Is this correct or is it better to stick to heights approximating the finished action?

Cheers
Dom

P.S. I hope these questions and answers will be a useful resource for others down the track if they decide to apply these more technical approaches to their building.

[Trevor Gore]

In Section 1.5.9 I do a lot of analysis on string bending stiffness and come to the conclusion that in most cases it can be ignored. So, again, one less thing to worry about!

On my rig I have the action at ~5mm, just to be more-or-less in the high end of the standard range. In theory, you should be able to go a lot higher than that and still stay linear.

[Dominic]

Cool, thanks. I figured the higher you go the smaller the percentage measurement error and its hard to measure under a string with great accuracy because it is floppy.

Just about finished setting up the rig, and then I am going to test its resonant frequency and make adjustments if necessary. Then I can start doing some testing.

Cheers
Dom

[Trevor Gore]

I measure the gap with feeler gauges. You can usually hear it when you're "there".

[Dominic]

Hi Trevor, I have just about finished putting all the equations for the nut and saddle model into excel. Its been great fun but I have a few questions as I tidy things up and create my full tables and check my results.

1. The first is in equation 4.7-14 which shows the radius of the arc of the fretboard under string s. I would assume that it is the same for each string. The same would be the case with the elliptical component I would imagine. Only the Ys change due to different actions across the 1st to 6th strings. Is this correct?

2. For my above radius calculation I am getting around 220m for a low relief. This sounds reasonable to me but I have not thought about these numbers before. Does this sound in the ball park?

Thanks Trevor
Dom

[Trevor Gore]

Hi Dom,

1) Yes, that's right. I use the same radius under each string, but you don't have to.

2) Yes, that's in the ball park for low relief.

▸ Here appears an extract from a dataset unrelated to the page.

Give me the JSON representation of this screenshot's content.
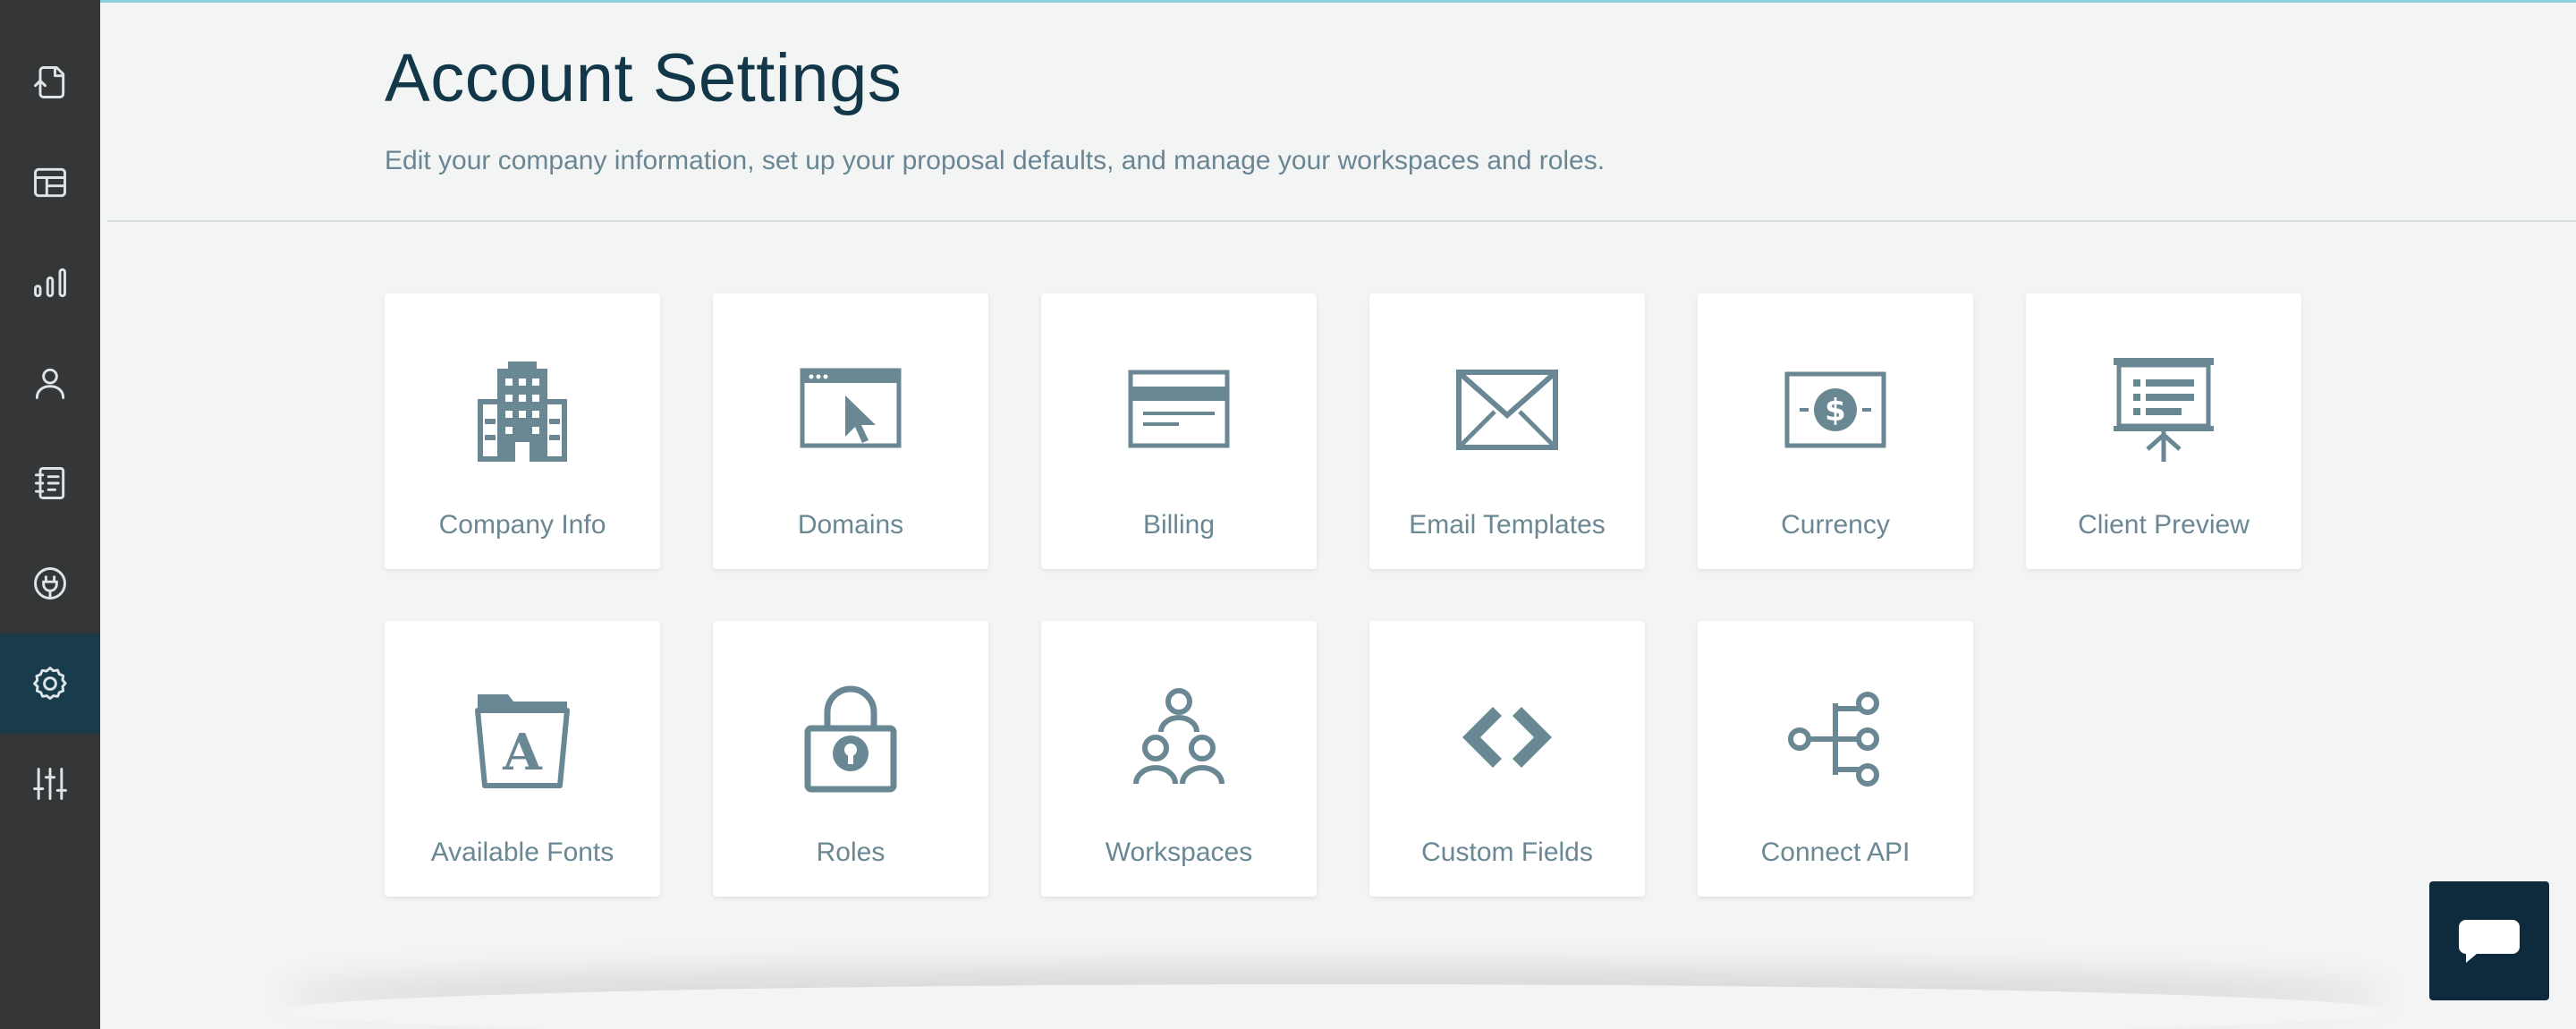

But it's quite sensitive (as you'd expect).

Spreadsheeting on a Friday night, huh?

Did you know that people have been rusticated for less?

[Dominic]

So it also assumes the fretboard is either flat across its width, has a compund radius such that the strings remain equal distance from the fret board for it length, or that its curvature is >16" which you mention give the same impact as a compound radius.

Anyway, thanks again Trevor
Cheers
Dom

[Trevor Gore]

Yes, that's right.

[kiwigeo]

Thanks Martin, boffin (or pointy head) works for me.
Dom

Got one pointy head in my family already....one of my brothers is a maths teacher (in Bhutan). I loved maths and excelled at it through to my last year at high school when I got stuck with a really bad teacher who killed my interest in the subject totally.